Expeditors has been treading water for the past six months, recording a small loss of 3.3% while holding steady at $116.55. The stock also fell short of the S&P 500’s 4.7% gain during that period.
Is there a buying opportunity in Expeditors, or does it present a risk to your portfolio? Dive into our full research report to see our analyst team’s opinion, it’s free.We're sitting this one out for now. Here are three reasons why EXPD doesn't excite us and a stock we'd rather own.
Why Do We Think Expeditors Will Underperform?
Expeditors (NYSE: EXPD) offers air and ocean freight as well as brokerage services.
1. Long-Term Revenue Growth Disappoints
A company’s long-term performance is an indicator of its overall quality. While any business can experience short-term success, top-performing ones enjoy sustained growth for years. Regrettably, Expeditors’s sales grew at a sluggish 3.5% compounded annual growth rate over the last five years. This was below our standard for the industrials sector. 

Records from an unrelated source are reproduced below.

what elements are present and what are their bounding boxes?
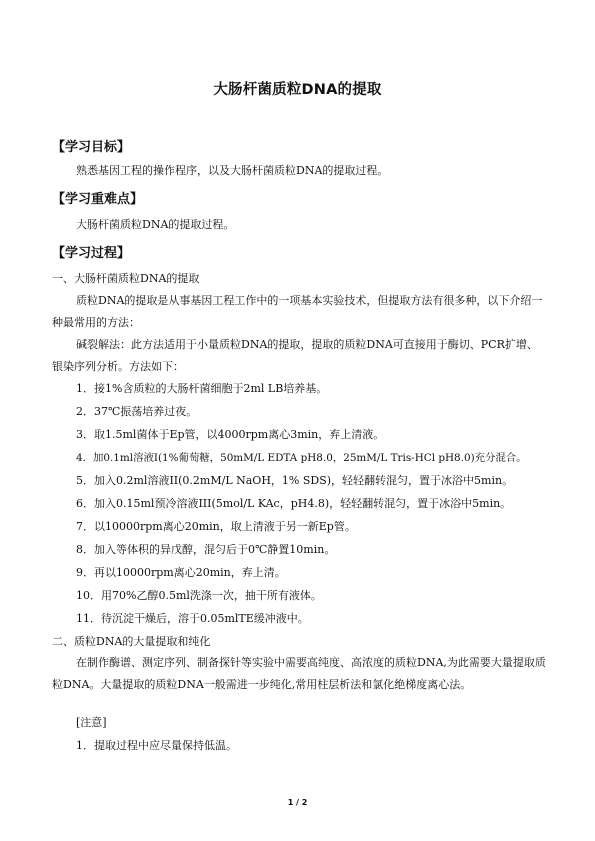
section-heading-goal: 【学习目标】: [52, 140, 131, 155]
section-heading-key: 【学习重难点】: [52, 192, 144, 207]
step-5: 5．加入0.2ml溶液II(0.2mM/L NaOH，1% SDS)，轻轻翻转混匀，置于冰浴中5min。: [76, 474, 514, 487]
step-6: 6．加入0.15ml预冷溶液III(5mol/L KAc，pH4.8)，轻轻翻转混匀，置于冰浴中5min。: [76, 497, 512, 510]
part2-heading: 二、质粒DNA的大量提取和纯化: [52, 635, 211, 648]
section-heading-process: 【学习过程】: [52, 246, 131, 261]
step-4: 4．加0.1ml溶液I(1%葡萄糖，50mM/L EDTA pH8.0，25mM/L Tris-HCl pH8.0)充分混合。: [76, 452, 527, 464]
step-9: 9．再以10000rpm离心20min，弃上清。: [76, 566, 286, 579]
note-label: [注意]: [76, 716, 107, 729]
part2-intro: 在制作酶谱、测定序列、制备探针等实验中需要高纯度、高浓度的质粒DNA,为此需要大量提取质粒DNA。大量提取的质粒DNA一般需进一步纯化,常用柱层析法和氯化绝梯度离心法。: [52, 656, 546, 691]
key-text: 大肠杆菌质粒DNA的提取过程。: [76, 218, 235, 231]
step-1: 1．接1%含质粒的大肠杆菌细胞于2ml LB培养基。: [76, 382, 328, 395]
part1-intro: 质粒DNA的提取是从事基因工程工作中的一项基本实验技术，但提取方法有很多种，以下介绍一种最常用的方法：: [52, 294, 543, 329]
step-11: 11．待沉淀干燥后，溶于0.05mlTE缓冲液中。: [76, 612, 309, 625]
step-7: 7．以10000rpm离心20min，取上清液于另一新Ep管。: [76, 520, 356, 533]
step-3: 3．取1.5ml菌体于Ep管，以4000rpm离心3min，弃上清液。: [76, 428, 385, 441]
page-title: 大肠杆菌质粒DNA的提取: [213, 82, 382, 98]
note-1: 1．提取过程中应尽量保持低温。: [76, 739, 237, 752]
step-8: 8．加入等体积的异戊醇，混匀后于0℃静置10min。: [76, 543, 336, 556]
page-number: 1 / 2: [287, 798, 308, 807]
part1-heading: 一、大肠杆菌质粒DNA的提取: [52, 272, 200, 285]
step-10: 10．用70%乙醇0.5ml洗涤一次，抽干所有液体。: [76, 589, 322, 602]
goal-text: 熟悉基因工程的操作程序，以及大肠杆菌质粒DNA的提取过程。: [76, 164, 389, 177]
step-2: 2．37℃振荡培养过夜。: [76, 405, 198, 418]
part1-method: 碱裂解法：此方法适用于小量质粒DNA的提取，提取的质粒DNA可直接用于酶切、PCR扩增、银染序列分析。方法如下：: [52, 338, 538, 373]
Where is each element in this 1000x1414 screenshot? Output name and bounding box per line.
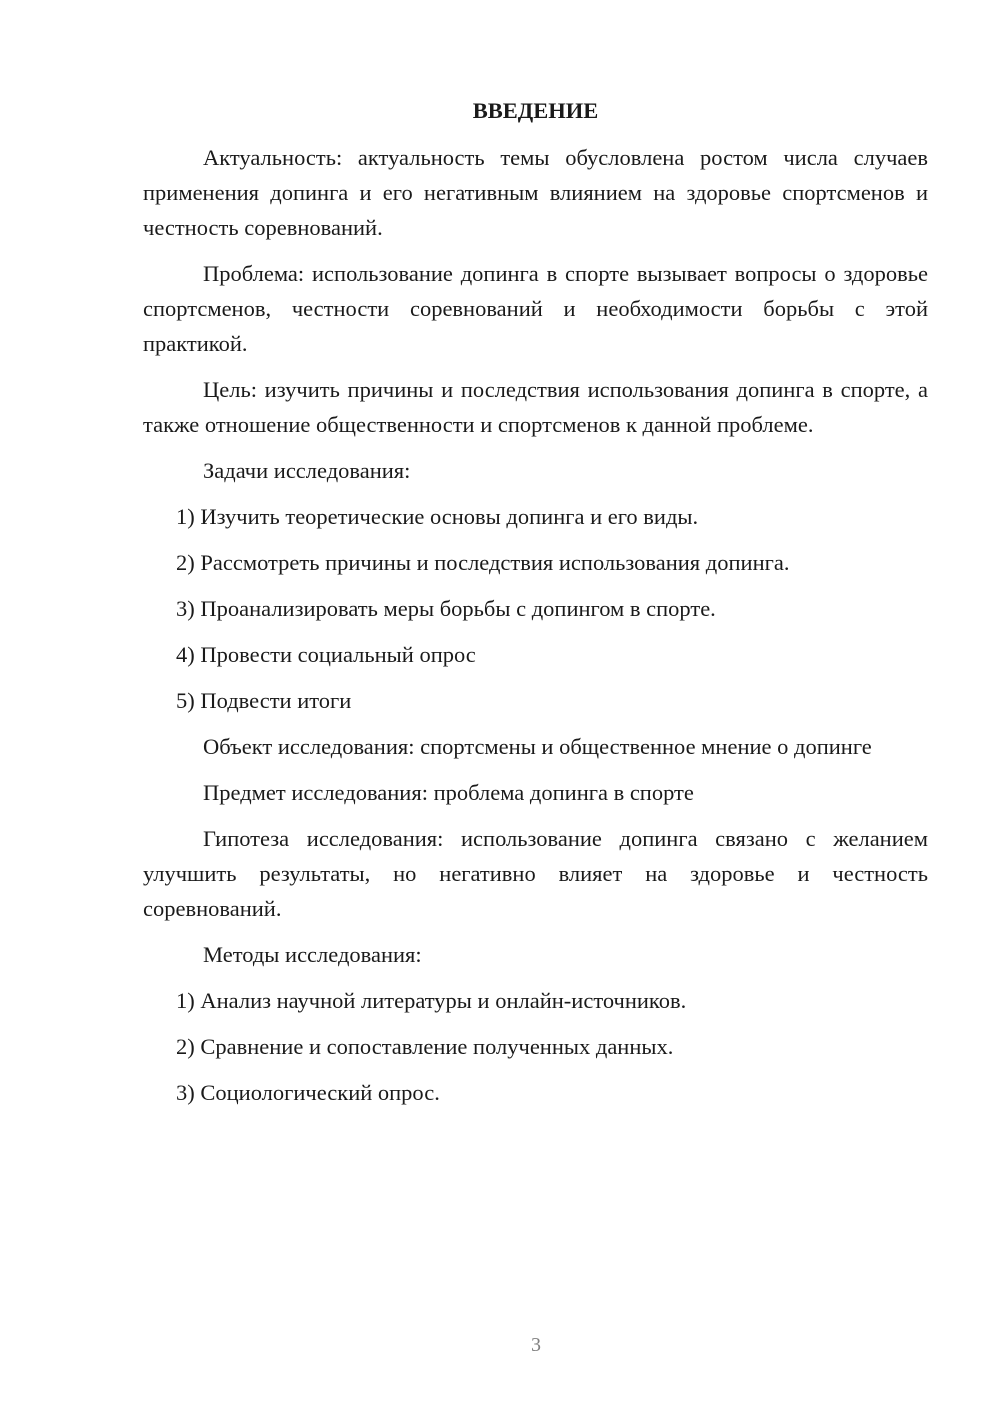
subject-paragraph: Предмет исследования: проблема допинга в спорте	[203, 780, 694, 805]
method-item-1: 1) Анализ научной литературы и онлайн-источников.	[176, 988, 687, 1013]
problem-paragraph: Проблема: использование допинга в спорте вызывает вопросы о здоровье спортсменов, честности соревнований и необходимости борьбы с этой практикой.	[143, 261, 928, 356]
document-page	[143, 96, 928, 1121]
task-item-2: 2) Рассмотреть причины и последствия использования допинга.	[176, 550, 790, 575]
task-item-3: 3) Проанализировать меры борьбы с допингом в спорте.	[176, 596, 716, 621]
page-title: ВВЕДЕНИЕ	[472, 98, 599, 123]
page-number: 3	[531, 1334, 541, 1356]
methods-heading: Методы исследования:	[203, 942, 422, 967]
task-item-5: 5) Подвести итоги	[176, 688, 352, 713]
relevance-paragraph: Актуальность: актуальность темы обусловлена ростом числа случаев применения допинга и его негативным влиянием на здоровье спортсменов и честность соревнований.	[143, 145, 928, 240]
object-paragraph: Объект исследования: спортсмены и общественное мнение о допинге	[203, 734, 872, 759]
method-item-2: 2) Сравнение и сопоставление полученных данных.	[176, 1034, 674, 1059]
task-item-1: 1) Изучить теоретические основы допинга и его виды.	[176, 504, 699, 529]
hypothesis-paragraph: Гипотеза исследования: использование допинга связано с желанием улучшить результаты, но негативно влияет на здоровье и честность соревнований.	[143, 826, 928, 921]
task-item-4: 4) Провести социальный опрос	[176, 642, 476, 667]
tasks-heading: Задачи исследования:	[203, 458, 411, 483]
goal-paragraph: Цель: изучить причины и последствия использования допинга в спорте, а также отношение общественности и спортсменов к данной проблеме.	[143, 377, 928, 437]
method-item-3: 3) Социологический опрос.	[176, 1080, 440, 1105]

2. Low Gross Margin Reveals Weak Structural Profitability
Gross profit margin is a critical metric to track because it sheds light on its pricing power, complexity of products, and ability to procure raw materials, equipment, and labor.
Expeditors has bad unit economics for an industrials business, signaling it operates in a competitive market. As you can see below, it averaged a 13.5% gross margin over the last five years. Said differently, Expeditors had to pay a chunky $86.50 to its suppliers for every $100 in revenue. 
3. EPS Barely Growing
We track the long-term change in earnings per share (EPS) because it highlights whether a company’s growth is profitable.
Expeditors’s EPS grew at an unimpressive 7.3% compounded annual growth rate over the last five years. On the bright side, this performance was better than its 3.5% annualized revenue growth and tells us the company became more profitable on a per-share basis as it expanded.

Final Judgment
We cheer for all companies making their customers lives easier, but in the case of Expeditors, we’ll be cheering from the sidelines. With its shares lagging the market recently, the stock trades at 21.9× forward price-to-earnings (or $116.55 per share). This valuation tells us a lot of optimism is priced in - we think there are better investment opportunities out there. We’d recommend looking at Uber, whose profitability just reached an inflection point.